I then asked her if she knew where that philosophy came from. She said she didn’t know. I asked her if she knew where that philosophy had been employed before. She said she didn’t. I then asked her if she was aware of what the German doctors did in the 1930s. Now she began to look like she was acknowledging that there was some problem. But she said, “No. Tell me what they did.”
“Well, the Germans formed medical panels to review the cases of the chronically ill, terminally ill, and those who had mental disabilities. Many of the people who went before those panels simply disappeared. Their families never saw them again.”
Her eyebrows arched up, and she looked horrified.
I then said to her, “If doing the greatest good for the greatest number is your standard, how else would you deal with it?”
Now she was trapped, and she knew it. She said, “It’s really a question of common sense, isn’t it?”
I said, “Yes, it is common sense. But what standard would you apply?”
She said, “I think people would have to be very reasonable about this.”
I asked her if she thought the German doctors were reasonable. She said, “No. They shouldn’t take a life without some proper standard.”
I said, “Well, didn’t they have a standard?”
Then she nodded yes, and said, “Yes, the greatest good for the greatest number.”
I said, “Then what did the German doctors do wrong? These were very smart people, after all.”
She nodded, knowing now she was at a dead end.
I then explained to her that when Christianity burst onto the scene in the Greco-Roman world 2,000 years ago, they introduced a radical doctrine from the Hebrew Scriptures: The idea that human beings are created in the image of God, and therefore life is intrinsically valuable and worthwhile—something we all know, actually, instinctively.
She listened with great interest as I explained to her, very briefly, that in the Greco-Roman era there was slavery, rampant abortion and infanticide. Human life had no intrinsic value. So there was a ruling class that possessed political and economic power and led a privileged life.
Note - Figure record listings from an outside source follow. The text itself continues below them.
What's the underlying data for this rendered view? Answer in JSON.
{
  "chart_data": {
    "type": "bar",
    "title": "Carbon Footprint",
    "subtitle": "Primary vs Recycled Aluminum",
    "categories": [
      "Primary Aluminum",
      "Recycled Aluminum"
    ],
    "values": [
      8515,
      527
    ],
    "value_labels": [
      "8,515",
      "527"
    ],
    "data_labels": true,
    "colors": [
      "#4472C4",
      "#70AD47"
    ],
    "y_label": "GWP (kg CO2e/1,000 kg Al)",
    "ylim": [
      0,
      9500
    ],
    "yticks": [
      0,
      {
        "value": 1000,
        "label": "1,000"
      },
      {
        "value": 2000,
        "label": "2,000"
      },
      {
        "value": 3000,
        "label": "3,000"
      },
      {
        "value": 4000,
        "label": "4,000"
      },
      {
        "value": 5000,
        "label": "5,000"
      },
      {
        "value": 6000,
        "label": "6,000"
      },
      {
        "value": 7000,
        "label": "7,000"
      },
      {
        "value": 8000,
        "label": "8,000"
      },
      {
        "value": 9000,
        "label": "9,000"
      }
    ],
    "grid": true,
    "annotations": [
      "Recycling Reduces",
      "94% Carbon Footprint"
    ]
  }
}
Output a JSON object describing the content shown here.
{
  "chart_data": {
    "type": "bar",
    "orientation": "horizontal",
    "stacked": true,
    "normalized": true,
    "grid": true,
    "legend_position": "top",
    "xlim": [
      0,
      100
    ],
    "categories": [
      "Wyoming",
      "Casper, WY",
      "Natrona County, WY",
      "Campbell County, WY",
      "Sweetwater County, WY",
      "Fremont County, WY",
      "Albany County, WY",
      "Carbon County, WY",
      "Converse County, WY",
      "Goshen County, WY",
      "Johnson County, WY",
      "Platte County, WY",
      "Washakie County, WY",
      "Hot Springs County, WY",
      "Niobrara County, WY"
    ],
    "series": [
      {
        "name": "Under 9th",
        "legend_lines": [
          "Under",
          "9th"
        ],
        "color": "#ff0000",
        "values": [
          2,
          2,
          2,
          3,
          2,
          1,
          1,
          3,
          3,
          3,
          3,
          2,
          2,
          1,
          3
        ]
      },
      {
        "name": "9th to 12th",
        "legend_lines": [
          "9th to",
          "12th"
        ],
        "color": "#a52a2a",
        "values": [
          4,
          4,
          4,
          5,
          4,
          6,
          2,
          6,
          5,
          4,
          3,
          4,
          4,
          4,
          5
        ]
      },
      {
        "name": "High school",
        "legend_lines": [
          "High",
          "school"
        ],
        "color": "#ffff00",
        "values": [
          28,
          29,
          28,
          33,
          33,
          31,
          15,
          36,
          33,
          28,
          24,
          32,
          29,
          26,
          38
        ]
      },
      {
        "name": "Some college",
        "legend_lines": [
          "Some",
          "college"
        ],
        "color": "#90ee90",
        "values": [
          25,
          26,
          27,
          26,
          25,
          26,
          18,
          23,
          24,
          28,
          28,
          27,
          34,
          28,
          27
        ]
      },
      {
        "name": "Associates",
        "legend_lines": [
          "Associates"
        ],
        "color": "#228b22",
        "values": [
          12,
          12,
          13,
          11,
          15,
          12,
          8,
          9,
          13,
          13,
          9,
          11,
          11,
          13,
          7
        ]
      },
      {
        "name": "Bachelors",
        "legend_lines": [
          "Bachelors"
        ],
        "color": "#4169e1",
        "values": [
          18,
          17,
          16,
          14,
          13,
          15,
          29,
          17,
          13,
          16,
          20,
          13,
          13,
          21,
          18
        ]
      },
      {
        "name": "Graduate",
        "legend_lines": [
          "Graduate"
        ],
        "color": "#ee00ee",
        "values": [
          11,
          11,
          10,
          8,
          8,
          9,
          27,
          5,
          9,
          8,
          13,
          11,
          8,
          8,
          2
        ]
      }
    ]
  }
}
Everybody else was out of luck. I said Christianity turned that upside down.
“So,” I asked, “do you still believe you can do the greatest good for the greatest number and be humane at the same time?
“No, you can’t,” she replied.
I asked, “Can you conceive of any middle ground between the Christian view and the view of the Greeks and Romans?”
She pondered this for a moment, and she came back with, “Common sense would be middle ground.”
“But common sense,” I replied, “means that you can apply some standard that everybody would agree with. If human life isn’t precious, what is it? Is it just a commodity?”
She eventually said, “I don’t think I can have an answer to that.” And then she asked me, to my great surprise, if I’d seen the movie “Expelled.” I told her I had, that I knew Ben Stein. That it was a great film, that it raised these very important questions about the existence of God.
She had to end the discussion, because she had a patients waiting to see her. But she said she was going to give our conversation a lot of thought.
After she’s had time to think about our conversation, I plan to follow up with her. Will the conversation lead to her conversion to Christ. I don’t know. But I do know that she now has something to consider: that humans are precious because they are made in the image of God. And as she thinks about thorny issues such as end of life decisions and health care rationing, she will do so in light of that truth.